Felix took us over to see the first family enclosure, telling us they were all gone.  But they weren't.  Another employee brought over food and we watched them gather food, fight a bit, then get down to eating.  Each has its name, and Felix "introduced" us.

After looking at them for a while, Felix told us about their daily routine.  Each morning they are fed nshima (maize meal) for their first meal.  Then about 11 in the morning they come back in, each to their "inside room" for fruits and health inspection.  Because we were there, the keepers fed their afternoon snack of vegetables just a bit earlier.

This little guy, only a year old offered a lot of laughs when Felix jumped up and down and the baby imitated him.   It was evident that the keepers have good relations with the chimps in their care.

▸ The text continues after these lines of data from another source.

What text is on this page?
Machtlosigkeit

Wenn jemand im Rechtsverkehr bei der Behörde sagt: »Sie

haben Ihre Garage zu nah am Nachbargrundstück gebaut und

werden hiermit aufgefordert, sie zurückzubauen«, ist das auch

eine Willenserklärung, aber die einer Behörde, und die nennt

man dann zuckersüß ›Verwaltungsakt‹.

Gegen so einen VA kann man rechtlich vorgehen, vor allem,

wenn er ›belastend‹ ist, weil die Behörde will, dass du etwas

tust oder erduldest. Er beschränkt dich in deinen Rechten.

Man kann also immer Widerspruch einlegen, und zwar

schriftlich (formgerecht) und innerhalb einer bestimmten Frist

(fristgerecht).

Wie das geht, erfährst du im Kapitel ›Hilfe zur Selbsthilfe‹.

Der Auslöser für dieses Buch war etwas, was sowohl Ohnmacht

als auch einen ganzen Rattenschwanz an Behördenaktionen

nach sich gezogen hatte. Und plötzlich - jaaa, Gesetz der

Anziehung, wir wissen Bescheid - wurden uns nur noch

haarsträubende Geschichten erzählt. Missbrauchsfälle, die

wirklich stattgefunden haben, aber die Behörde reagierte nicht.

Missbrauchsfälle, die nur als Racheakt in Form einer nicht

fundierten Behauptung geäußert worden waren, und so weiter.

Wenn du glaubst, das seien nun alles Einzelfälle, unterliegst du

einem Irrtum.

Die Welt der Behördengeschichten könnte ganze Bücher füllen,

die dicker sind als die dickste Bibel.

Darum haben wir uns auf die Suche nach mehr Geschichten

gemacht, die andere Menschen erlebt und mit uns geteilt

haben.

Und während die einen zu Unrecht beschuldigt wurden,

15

The chimps have nests high in the trees where they spend the night.  None of them are inside their concrete house during the evening.  The male chimps were, only because their trees have been destroyed.  It seems not only humans can have negative impact on their environments.

Finishing with the first family enclosure, we drove up to where the second and third ones are located.  Each enclosure is huge!  They are surrounded by a double electric fence, partly to keep the chimps contained, and partly to keep them safe from predators.

This is a huge, huge, huge spider's web, with an even larger ant hill behind.

Fig trees are abundantly loaded, as were several other fruit trees.

Then we met Sandy.  Sandy is a chimp who was raised in a house, somewhere in West Africa.  She was sent to the sanctuary, and because of her exposure to humans screamed whenever another chimp tried to touch her.  The new guide gave her mangos, and told us her story.  They plan to move her back to the caged enclosure where Christine lives when some of those chimps can be moved into one of the three other family groups.  Until then, she is content with staying in her "house" away from the chimps.  The other reason they had to move her was more important.

Sandy is clever enough that she figured out how to take two long poles, lean then against the electric fence and escape.  She never ran away, knowing where her food really came from.  The guide said she just couldn't understand why she was supposed to be where the chimps family is, and not where the humans were.   As chimps are easily taught the sanctuary did not want any more chimps with the ability to leave their enclosure.  Since they are not native to Zambia, it is imperative that none escape beyond the sanctuary enclosures.  The females are also given implants to avoid over populating the family groups.

I didn't take photos of Sandy, somehow it seemed an invasion of her privacy.  Yes, I know, she is just a chimp.  But, when she looked at us, staring deep into our eyes, there was a sense that she was more than just an animal for viewing.  Her keeper talked about how she grooms him whenever he visits.

And fyi, the third family group was deep inside their compound, not coming when their keeper called.

Turning to head back home we started out along the road that parallels the first family enclosure.  A large male was racing along, pacing us.  In the rear view mirror, we could see the guard looked concerned, then we remembered that we had originally taken the other road.  Because at that point we didn't realize the roads came back together, we backed up.  When we told the guard we took the wrong turn he looked very, very pleased and relieved.

It was after we came back to where the two roads converged, that we realized they were the same ones.  And it also occurred to us that perhaps that male chimp got his jollies by pelting cars with rocks!  Fortunately, we weren't a test case.

May I suggest, that if you run into anyone contemplating taking a primate in for a "pet" or "companion" you point them to the Chimfunshi Orphanage and suggest they visit and/or support them, instead.

Finally we turned homeward, and reached the highway where this small group of goats were munching on the other side of the highway.

On the way home we stopped at one of the many vegetable stands.  Tom bought tomatoes, and whether he paid too much or not, all the women and children had huge smiles, and not a few laughs.  We often provide comic relief here!

Back at Chingola, where on this side of the town there is no forgetting the mine.